A currawong’s evening call in the fading light. 

 

Anna steps to the side on a diagonal and, still with her attention transfixed to the wall behind, begins a slow arcing move to the rear. 

Stops. 

Leans forward. 

Wavers. 

In a sudden move lands on all fours. Again inert, for a moment I can only see her body as an inanimate object unhooked from any meaning. Until I notice the reflection of her skin on the shiny black floor, creating a fourth dimension... breaking the pool of stasis with economical gestures to rise she walks forward, face still turned, body twisted.

 

And now, closer, with the slightest of shifts, she faces us. Her face. Somehow bare. Expressionless, as her arms begin light weightless gestures... slowly moving the air around her.

 

Sensual, controlled, her smooth multi-directional arm motions loop in increasingly larger circles, as though threading silk in a giant loom.

 

Although nearer now, in intimate proximity, there is a tone of cool distance, as if she dances behind invisible glass. And then I realise that her intensity is not fixed on us, the live watchers, but on the camera in the centre of the audience. 

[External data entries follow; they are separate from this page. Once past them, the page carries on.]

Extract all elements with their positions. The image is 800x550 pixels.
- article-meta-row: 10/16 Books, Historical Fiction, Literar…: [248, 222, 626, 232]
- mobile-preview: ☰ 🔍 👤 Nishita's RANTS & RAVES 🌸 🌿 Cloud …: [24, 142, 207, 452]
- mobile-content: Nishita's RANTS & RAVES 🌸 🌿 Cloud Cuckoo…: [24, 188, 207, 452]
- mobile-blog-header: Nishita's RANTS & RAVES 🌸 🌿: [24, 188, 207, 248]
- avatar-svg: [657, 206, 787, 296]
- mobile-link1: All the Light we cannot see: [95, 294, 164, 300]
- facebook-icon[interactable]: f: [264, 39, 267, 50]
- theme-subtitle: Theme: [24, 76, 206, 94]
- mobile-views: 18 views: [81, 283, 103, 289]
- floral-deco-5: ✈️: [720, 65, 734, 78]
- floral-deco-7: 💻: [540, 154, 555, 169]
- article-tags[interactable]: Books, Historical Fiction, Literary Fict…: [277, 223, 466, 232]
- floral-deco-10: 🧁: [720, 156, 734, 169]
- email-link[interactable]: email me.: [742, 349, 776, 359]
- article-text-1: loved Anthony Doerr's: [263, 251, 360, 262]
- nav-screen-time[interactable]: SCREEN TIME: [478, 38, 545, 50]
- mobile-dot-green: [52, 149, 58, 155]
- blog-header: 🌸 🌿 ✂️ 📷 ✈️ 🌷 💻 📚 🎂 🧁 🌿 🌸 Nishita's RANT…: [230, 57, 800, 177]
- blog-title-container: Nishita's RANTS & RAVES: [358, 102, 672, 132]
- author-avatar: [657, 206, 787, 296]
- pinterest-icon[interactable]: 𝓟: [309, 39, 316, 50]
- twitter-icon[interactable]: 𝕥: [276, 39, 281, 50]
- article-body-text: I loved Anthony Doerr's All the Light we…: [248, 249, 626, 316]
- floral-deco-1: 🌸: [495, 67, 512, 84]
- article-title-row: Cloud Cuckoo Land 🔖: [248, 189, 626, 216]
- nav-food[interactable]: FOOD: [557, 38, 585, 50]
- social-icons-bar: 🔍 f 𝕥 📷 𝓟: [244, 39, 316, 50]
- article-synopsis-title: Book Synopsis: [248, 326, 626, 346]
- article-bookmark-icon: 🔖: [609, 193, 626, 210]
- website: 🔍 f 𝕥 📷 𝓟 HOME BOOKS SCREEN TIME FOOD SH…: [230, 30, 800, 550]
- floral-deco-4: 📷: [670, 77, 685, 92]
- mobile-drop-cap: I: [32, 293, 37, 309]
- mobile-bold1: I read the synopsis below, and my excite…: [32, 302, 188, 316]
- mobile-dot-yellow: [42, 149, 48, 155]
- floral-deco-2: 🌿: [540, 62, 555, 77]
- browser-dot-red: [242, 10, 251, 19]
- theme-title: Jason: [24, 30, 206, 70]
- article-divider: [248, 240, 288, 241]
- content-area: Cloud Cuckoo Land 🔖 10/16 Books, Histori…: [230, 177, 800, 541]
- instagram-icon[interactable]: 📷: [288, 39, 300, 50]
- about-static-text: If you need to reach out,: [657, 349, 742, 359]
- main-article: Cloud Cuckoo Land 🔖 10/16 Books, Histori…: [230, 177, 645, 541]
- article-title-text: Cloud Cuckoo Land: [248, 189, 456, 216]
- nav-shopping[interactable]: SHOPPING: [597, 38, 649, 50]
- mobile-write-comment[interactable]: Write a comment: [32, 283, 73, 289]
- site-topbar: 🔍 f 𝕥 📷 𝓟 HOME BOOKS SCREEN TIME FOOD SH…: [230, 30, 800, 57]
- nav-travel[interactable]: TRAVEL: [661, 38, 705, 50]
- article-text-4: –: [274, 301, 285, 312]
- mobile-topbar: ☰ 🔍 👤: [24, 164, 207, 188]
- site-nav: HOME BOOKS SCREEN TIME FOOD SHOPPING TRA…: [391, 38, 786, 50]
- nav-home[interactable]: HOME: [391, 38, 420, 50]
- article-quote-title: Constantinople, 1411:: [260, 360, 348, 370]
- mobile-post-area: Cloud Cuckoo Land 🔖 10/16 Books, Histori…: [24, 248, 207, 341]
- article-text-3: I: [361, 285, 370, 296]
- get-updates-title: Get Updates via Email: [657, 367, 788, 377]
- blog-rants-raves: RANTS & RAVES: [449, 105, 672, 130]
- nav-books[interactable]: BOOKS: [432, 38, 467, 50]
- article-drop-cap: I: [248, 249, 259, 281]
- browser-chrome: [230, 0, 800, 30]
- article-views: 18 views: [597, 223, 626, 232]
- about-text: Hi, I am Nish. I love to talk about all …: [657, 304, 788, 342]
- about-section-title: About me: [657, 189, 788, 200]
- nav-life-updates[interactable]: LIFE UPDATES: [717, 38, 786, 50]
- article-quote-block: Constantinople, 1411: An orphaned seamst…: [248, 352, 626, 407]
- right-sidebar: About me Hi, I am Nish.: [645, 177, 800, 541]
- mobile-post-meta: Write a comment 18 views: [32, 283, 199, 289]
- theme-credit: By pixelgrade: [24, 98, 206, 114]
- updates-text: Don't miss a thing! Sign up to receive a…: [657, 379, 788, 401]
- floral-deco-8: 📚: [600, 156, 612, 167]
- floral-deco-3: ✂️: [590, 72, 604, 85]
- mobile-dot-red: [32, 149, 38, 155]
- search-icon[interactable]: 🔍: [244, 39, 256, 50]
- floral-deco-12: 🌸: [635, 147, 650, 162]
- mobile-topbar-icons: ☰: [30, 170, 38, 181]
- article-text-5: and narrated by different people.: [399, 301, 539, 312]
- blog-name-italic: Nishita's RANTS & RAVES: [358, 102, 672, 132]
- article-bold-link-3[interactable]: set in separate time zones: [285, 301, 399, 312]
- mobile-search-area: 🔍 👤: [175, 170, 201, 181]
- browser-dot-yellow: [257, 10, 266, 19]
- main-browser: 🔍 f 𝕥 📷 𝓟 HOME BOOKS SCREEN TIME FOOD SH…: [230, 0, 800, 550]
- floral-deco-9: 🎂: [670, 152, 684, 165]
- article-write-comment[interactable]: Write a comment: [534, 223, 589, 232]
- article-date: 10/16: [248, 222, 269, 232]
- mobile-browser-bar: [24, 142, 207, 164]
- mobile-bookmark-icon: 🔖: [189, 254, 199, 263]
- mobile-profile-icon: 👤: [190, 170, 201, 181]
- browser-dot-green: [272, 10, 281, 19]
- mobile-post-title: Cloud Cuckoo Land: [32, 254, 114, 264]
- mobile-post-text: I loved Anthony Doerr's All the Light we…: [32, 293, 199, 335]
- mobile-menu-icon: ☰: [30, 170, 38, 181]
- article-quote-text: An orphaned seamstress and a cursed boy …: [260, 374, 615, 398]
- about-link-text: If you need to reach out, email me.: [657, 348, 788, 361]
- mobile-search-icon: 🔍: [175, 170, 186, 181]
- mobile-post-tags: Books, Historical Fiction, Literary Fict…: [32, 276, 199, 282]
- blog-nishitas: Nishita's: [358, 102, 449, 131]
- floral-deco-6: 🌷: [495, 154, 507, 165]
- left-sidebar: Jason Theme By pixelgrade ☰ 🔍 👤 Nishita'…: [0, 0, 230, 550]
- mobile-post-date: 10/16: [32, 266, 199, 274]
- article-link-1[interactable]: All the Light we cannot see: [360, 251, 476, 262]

(Is it that much needed documentation of the event is taking precedence? 

A question of our looking, her looking and the camera’s looking... is what’s happening here a well-considered triangulation or a reversed hierarchy of the now...? Where the future steals the present and hence the presence?)

 

At this moment sound artist David Kirkpatrick ambles into view to place a sound device in the upstage corner. When triggered, the recorded railway station announcement ‘please mind the gap’ begins its repeated loop... a kind of stunted Japanese koan, a Zen riddle on high rotation.

 

Kuroda’s own loops develop to work the distal planes of feet and hands pulled by fine strings... the centre of her body is still while limbs extend toward the corners of the room. 

 

My centre remains still as I contemplate the circling journey of this happy hour

... One artist making a generous offering of air and sky, another’s navel-gazing invitation to laugh and perhaps empathise, to the third’s solipsistic concentration, with the pinhole camera lens as the chief recipient of the artists attention. 

Mind the gap indeed.

 

Nikki Heywood is a Sydney-based interdisciplinary artist working across dance, performance, writing and live art.  Nikki’s practice includes devising, direction and choreography as a solo performer, in collective creation and collaboratively generated projects, running skills based workshops for students and emerging practitioners, assisting the creative process of others as a mentor and dramaturg. Co-curator of regular platforms for improvised performance Rushing for the Sloth and Whip It in Sydney for over a decade. As 2005 Recipient of Rex Cramphorn Scholarship (NSW Ministry of the Arts) Nikki undertook research of collaborative performance practice in Europe and Australia and intensive workshop with Goat Island Company of Chicago in Cork, Ireland.

Awarded Doctorate of Creative Arts in practice-based research 2016, thesis title- Undoing Discomfort: being real/becoming other in an embodied performance practice, University of Wollongong, with commendations.